The lawsuit claims that a search in 2010 by the Delaware group at the Kiribati atoll of Nikumaroro, which is south of Hawaii, caught images underwater of "wreckage of the Lockheed Electra flown by Amelia Earhart when she disappeared in 1937."
The International Group for Historic Aircraft Recovery posted on its website in May that grainy sonar images that was recorded a year ago near Nikumaroro Island in the South Pacific showed an unusual object resting on the ocean bed.
The sonar image was taken several hundreds of feet below the ocean's surface and may lead to the long-lost explanation of what happened to the aircraft so many years ago.
In March, the organization revealed that closer analyzation provided some basis to assert that the object may be an aircraft fuselage, but others maintain that it is either a geologic formation or another man-made object.

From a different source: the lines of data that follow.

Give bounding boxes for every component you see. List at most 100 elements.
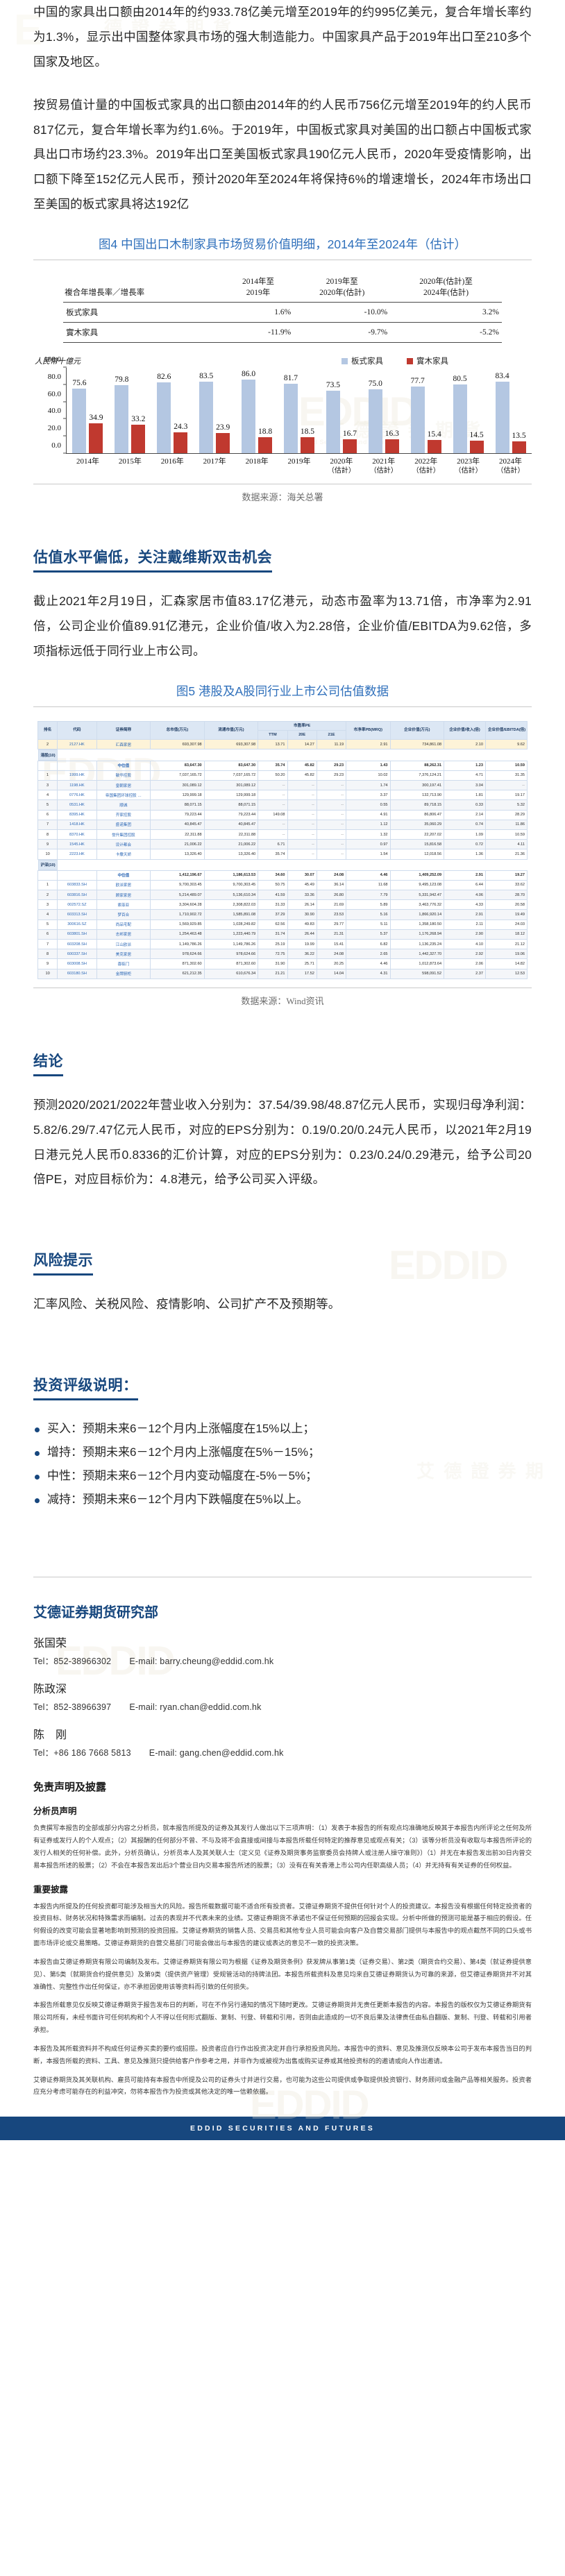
table-row[interactable]: 6 8395.HK 齐家控股 79,223.44 79,223.44 149.08 -- --… xyxy=(37,809,528,820)
table-row[interactable]: 5 0531.HK 顺诚 88,071.15 88,071.15 -- -- -- 0.55 89… xyxy=(37,799,528,811)
table-cell-ev_rev: 2.90 xyxy=(444,929,487,940)
chart-bar: 75.6 xyxy=(72,379,87,454)
table-cell-name: 尚品宅配 xyxy=(96,919,151,930)
table-group-row[interactable]: 沪深(10) xyxy=(37,859,58,870)
chart-y-tickmark xyxy=(63,452,67,454)
peer-col-header[interactable]: 流通市值(万元) xyxy=(203,720,259,740)
disclaimer-paragraph-1: 本报告由艾德证券期货有限公司编制及发布。艾德证券期货有限公司为根据《证券及期货条… xyxy=(33,1958,532,1990)
chart-bar-fill xyxy=(157,382,171,454)
table-row[interactable]: 2 2127.HK 汇森家居 693,307.98 693,307.98 13.71 14.… xyxy=(37,739,528,750)
table-cell-code: 1198.HK xyxy=(57,779,97,791)
table-row[interactable]: 5 300616.SZ 尚品宅配 1,569,929.85 1,028,249.82 62… xyxy=(37,919,528,930)
contact-tel[interactable]: Tel：+86 186 7668 5813 xyxy=(33,1748,131,1759)
table-cell-ev_rev: 1.23 xyxy=(444,760,487,771)
table-row[interactable]: 中位值 1,412,196.67 1,186,613.53 34.60 30.07 24.… xyxy=(37,870,528,881)
table-row[interactable]: 中位值 83,647.30 83,647.30 35.74 45.82 29.23 1.43… xyxy=(37,760,528,771)
table-cell-code: 1999.HK xyxy=(57,770,97,781)
table-cell-mcap: 21,006.22 xyxy=(150,839,205,850)
table-row[interactable]: 7 603208.SH 江山欧派 1,149,786.26 1,149,786.26 25… xyxy=(37,938,528,950)
peer-col-header[interactable]: 排名 xyxy=(37,720,58,740)
table-row[interactable]: 3 1198.HK 皇朝家居 301,089.12 301,089.12 -- -- -- 1.… xyxy=(37,779,528,791)
chart-x-tick-label: 2019年 xyxy=(287,457,311,466)
table-cell-code xyxy=(57,760,97,771)
table-row[interactable]: 10 603180.SH 金牌厨柜 621,212.35 610,676.34 21.21… xyxy=(37,968,528,979)
chart-x-tick-note: （估計） xyxy=(454,466,482,475)
cagr-col-1-line1: 2014年至 xyxy=(242,278,275,286)
chart-bar-fill xyxy=(115,384,129,454)
peer-valuation-table: 排名 代码 证券简称 总市值(万元) 流通市值(万元) 市盈率PE 市净率PB(MRQ) 企业… xyxy=(37,720,528,979)
table-cell-e20: -- xyxy=(287,809,317,820)
table-row[interactable]: 2 603816.SH 顾家家居 5,214,489.07 5,136,610.34 41… xyxy=(37,890,528,901)
table-row[interactable]: 4 0776.HK 帝国集团环球控股 … 129,999.18 129,999.18 --… xyxy=(37,790,528,801)
table-cell-ev_rev: 6.44 xyxy=(444,879,487,891)
table-cell-e20: 25.71 xyxy=(287,958,317,969)
chart-y-tickmark xyxy=(63,366,67,368)
table-cell-mcap: 129,999.18 xyxy=(150,790,205,801)
section-heading-risk: 风险提示 xyxy=(33,1249,93,1276)
table-cell-name: 誉升集团控股 xyxy=(96,829,151,840)
table-cell-mcap: 1,710,902.72 xyxy=(150,909,205,920)
chart-x-tick-label: 2015年 xyxy=(118,457,142,466)
peer-col-header[interactable]: 企业价值(万元) xyxy=(389,720,445,740)
peer-col-header[interactable]: 20E xyxy=(287,730,317,740)
peer-col-header[interactable]: 总市值(万元) xyxy=(150,720,205,740)
contact-tel[interactable]: Tel：852-38966302 xyxy=(33,1656,112,1667)
table-cell-code: 0531.HK xyxy=(57,799,97,811)
paragraph-risk: 汇率风险、关税风险、疫情影响、公司扩产不及预期等。 xyxy=(33,1297,341,1312)
table-cell-e20: -- xyxy=(287,799,317,811)
table-cell-name: 齐家控股 xyxy=(96,809,151,820)
contact-email[interactable]: E-mail: barry.cheung@eddid.com.hk xyxy=(129,1656,274,1667)
contact-details: Tel：852-38966302 E-mail: barry.cheung@edd… xyxy=(33,1654,532,1667)
table-row[interactable]: 1 1999.HK 敏华控股 7,037,165.72 7,037,165.72 50.2… xyxy=(37,770,528,781)
rating-item-2: 中性：预期未来6－12个月内变动幅度在-5%－5%； xyxy=(33,1464,532,1488)
peer-col-header[interactable]: 证券简称 xyxy=(96,720,151,740)
table-row[interactable]: 8 600337.SH 美克家居 978,624.66 978,624.66 72.75 3… xyxy=(37,949,528,960)
table-cell-e21: 20.25 xyxy=(316,958,347,969)
peer-col-header[interactable]: 21E xyxy=(316,730,347,740)
chart-bar: 77.7 xyxy=(411,377,425,454)
table-cell-ttm: 50.75 xyxy=(258,879,288,891)
contact-email[interactable]: E-mail: gang.chen@eddid.com.hk xyxy=(149,1748,284,1759)
table-cell-pb: 4.31 xyxy=(346,968,391,979)
table-cell-name: 欧派家居 xyxy=(96,879,151,891)
chart-x-tick-label: 2018年 xyxy=(245,457,269,466)
chart-y-tick: 40.0 xyxy=(47,407,61,416)
table-cell-e20: 14.27 xyxy=(287,739,317,750)
peer-col-header[interactable]: 代码 xyxy=(57,720,97,740)
table-row[interactable]: 7 1418.HK 盛诺集团 40,845.47 40,845.47 -- -- -- 1.12… xyxy=(37,819,528,830)
contact-tel[interactable]: Tel：852-38966397 xyxy=(33,1702,112,1713)
table-row[interactable]: 4 603313.SH 梦百合 1,710,902.72 1,585,891.08 37.… xyxy=(37,909,528,920)
table-cell-mcap: 978,624.66 xyxy=(150,949,205,960)
table-cell-ev: 1,866,920.14 xyxy=(389,909,445,920)
table-cell-ttm: 31.74 xyxy=(258,929,288,940)
table-cell-pb: 2.65 xyxy=(346,949,391,960)
peer-col-header[interactable]: 市净率PB(MRQ) xyxy=(346,720,391,740)
table-row[interactable]: 6 603801.SH 志邦家居 1,254,463.48 1,223,440.79 31… xyxy=(37,929,528,940)
table-cell-e21: -- xyxy=(316,849,347,860)
table-row[interactable]: 3 002572.SZ 索菲亚 3,304,604.28 2,308,822.03 31.… xyxy=(37,899,528,910)
table-cell-e20: 26.44 xyxy=(287,929,317,940)
chart-bar: 16.3 xyxy=(385,430,399,454)
chart-bar-fill xyxy=(131,425,146,454)
peer-col-header[interactable]: 企业价值/EBITDA(倍) xyxy=(485,720,528,740)
chart-bar-fill xyxy=(242,380,256,454)
peer-col-header[interactable]: 企业价值/收入(倍) xyxy=(444,720,487,740)
table-group-row[interactable]: 港股(10) xyxy=(37,749,58,761)
table-cell-e21: 21.69 xyxy=(316,899,347,910)
table-row[interactable]: 1 603833.SH 欧派家居 9,700,303.45 9,700,303.45 50… xyxy=(37,879,528,891)
table-row[interactable]: 9 1545.HK 设计都会 21,006.22 21,006.22 6.71 -- -- 0.… xyxy=(37,839,528,850)
table-cell-code: 0776.HK xyxy=(57,790,97,801)
table-cell-rank: 4 xyxy=(37,909,58,920)
cagr-row-header: 複合年增長率／增長率 xyxy=(65,288,145,297)
table-cell-e20: 36.22 xyxy=(287,949,317,960)
table-row[interactable]: 8 8370.HK 誉升集团控股 22,311.88 22,311.88 -- -- -- 1.… xyxy=(37,829,528,840)
table-cell-ttm: 72.75 xyxy=(258,949,288,960)
table-row[interactable]: 9 603008.SH 喜临门 871,302.60 871,302.60 31.90 25… xyxy=(37,958,528,969)
table-row[interactable]: 10 2223.HK 卡撒天娇 13,326.40 13,326.40 35.74 -- --… xyxy=(37,849,528,860)
table-cell-mcap: 693,307.98 xyxy=(150,739,205,750)
table-cell-pb: 1.43 xyxy=(346,760,391,771)
table-cell-pb: 1.74 xyxy=(346,779,391,791)
contact-email[interactable]: E-mail: ryan.chan@eddid.com.hk xyxy=(129,1702,262,1713)
peer-col-header[interactable]: TTM xyxy=(258,730,288,740)
chart-bar-group: 75.0 16.3 xyxy=(362,368,405,454)
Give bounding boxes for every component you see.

Until divers can obtain a closer look, speculation will abound.
Lawyer Bill Carter, who represents TIGHAR, also commented on the claims and he said that the group "did not conclusively make any discoveries" during the 2010 search.
"TIGHAR does not possess any definitive evidence as to the whereabouts of Earhart's Lockheed Electra, and did not conclusively make any discoveries in 2010 which it's withheld," Carter said about the search mission via The Associated Press. "All of its information and its research is compiled and available for public viewing on its website."
In 1937, Earhart and navigator Fred Noonan embarked on an attempt to fly around the world in their Lockheed Electra plane but wound up disappearing, with evidence of their disappearance never being recovered.